The cathedral was begun in 1220 by Richard Poore, the bishop at Old Sarum, who was so much annoyed by the officers of the king that he decided to move the church to a site on his own land which has since been named Salisbury. Old Sarum Cathedral, built on a bleak hill, had suffered for lack of water. In his choice of a foundation Bishop Poore went to the other extreme; for the swampy fields by the Avon, on which this new cathedral was erected, were so often flooded that services sometimes had to be suspended for days.

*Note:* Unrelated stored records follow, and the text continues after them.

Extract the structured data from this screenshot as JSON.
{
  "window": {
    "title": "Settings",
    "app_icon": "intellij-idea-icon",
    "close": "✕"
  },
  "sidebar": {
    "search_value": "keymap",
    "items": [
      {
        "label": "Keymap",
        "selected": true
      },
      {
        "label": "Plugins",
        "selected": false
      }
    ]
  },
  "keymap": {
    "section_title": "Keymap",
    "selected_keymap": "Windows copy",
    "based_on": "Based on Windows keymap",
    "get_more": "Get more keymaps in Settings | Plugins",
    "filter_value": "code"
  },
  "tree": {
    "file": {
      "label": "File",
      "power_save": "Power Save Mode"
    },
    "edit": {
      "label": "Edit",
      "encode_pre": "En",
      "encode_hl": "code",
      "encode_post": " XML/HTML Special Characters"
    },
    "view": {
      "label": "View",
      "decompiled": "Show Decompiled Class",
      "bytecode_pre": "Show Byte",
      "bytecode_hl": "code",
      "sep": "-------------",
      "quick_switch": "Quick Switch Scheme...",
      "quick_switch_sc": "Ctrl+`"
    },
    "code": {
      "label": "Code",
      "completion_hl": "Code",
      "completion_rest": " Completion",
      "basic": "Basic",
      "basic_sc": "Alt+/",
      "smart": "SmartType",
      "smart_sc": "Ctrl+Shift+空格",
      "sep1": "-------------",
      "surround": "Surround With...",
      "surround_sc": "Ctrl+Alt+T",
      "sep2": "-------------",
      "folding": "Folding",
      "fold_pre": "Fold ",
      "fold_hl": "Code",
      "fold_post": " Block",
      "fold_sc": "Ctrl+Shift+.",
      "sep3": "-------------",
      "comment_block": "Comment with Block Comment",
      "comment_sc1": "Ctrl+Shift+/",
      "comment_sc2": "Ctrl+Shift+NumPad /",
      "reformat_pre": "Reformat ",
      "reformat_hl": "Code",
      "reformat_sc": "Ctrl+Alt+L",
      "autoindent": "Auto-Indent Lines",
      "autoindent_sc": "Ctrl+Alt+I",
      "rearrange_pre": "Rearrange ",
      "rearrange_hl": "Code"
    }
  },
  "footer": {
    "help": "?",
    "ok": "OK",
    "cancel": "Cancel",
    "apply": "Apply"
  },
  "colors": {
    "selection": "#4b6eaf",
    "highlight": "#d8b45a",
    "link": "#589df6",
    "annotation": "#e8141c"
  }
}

The beautiful Lady Chapel was built in five years. The entire building, except the spire, which was not in the original plan, took only forty-six years to complete. It was consecrated in 1266. But when the spire was erected the architect in charge failed to strengthen the foundations sufficiently. The pillars and arches bulged; for they had never been intended to support such weight. In spite of arches walled up and buttresses built, the tower sagged nearly two feet toward the south, and has remained in that position ever since.
Though simplicity and calmness are characteristic of the original Salisbury Cathedral, they have been emphasized to the point of bareness by the restoration of James Wyatt, who destroyed nearly all the stained glass windows, two chapels, and a belfry, and moved many of the tombs. There are niches in the cathedral for over a hundred statues, which for some reason were nearly empty at the middle of the last century. The statues now in place are almost all modern: sculptured, however, with a view to holding the original significance of the architecture. They are arranged to represent the Te Deum.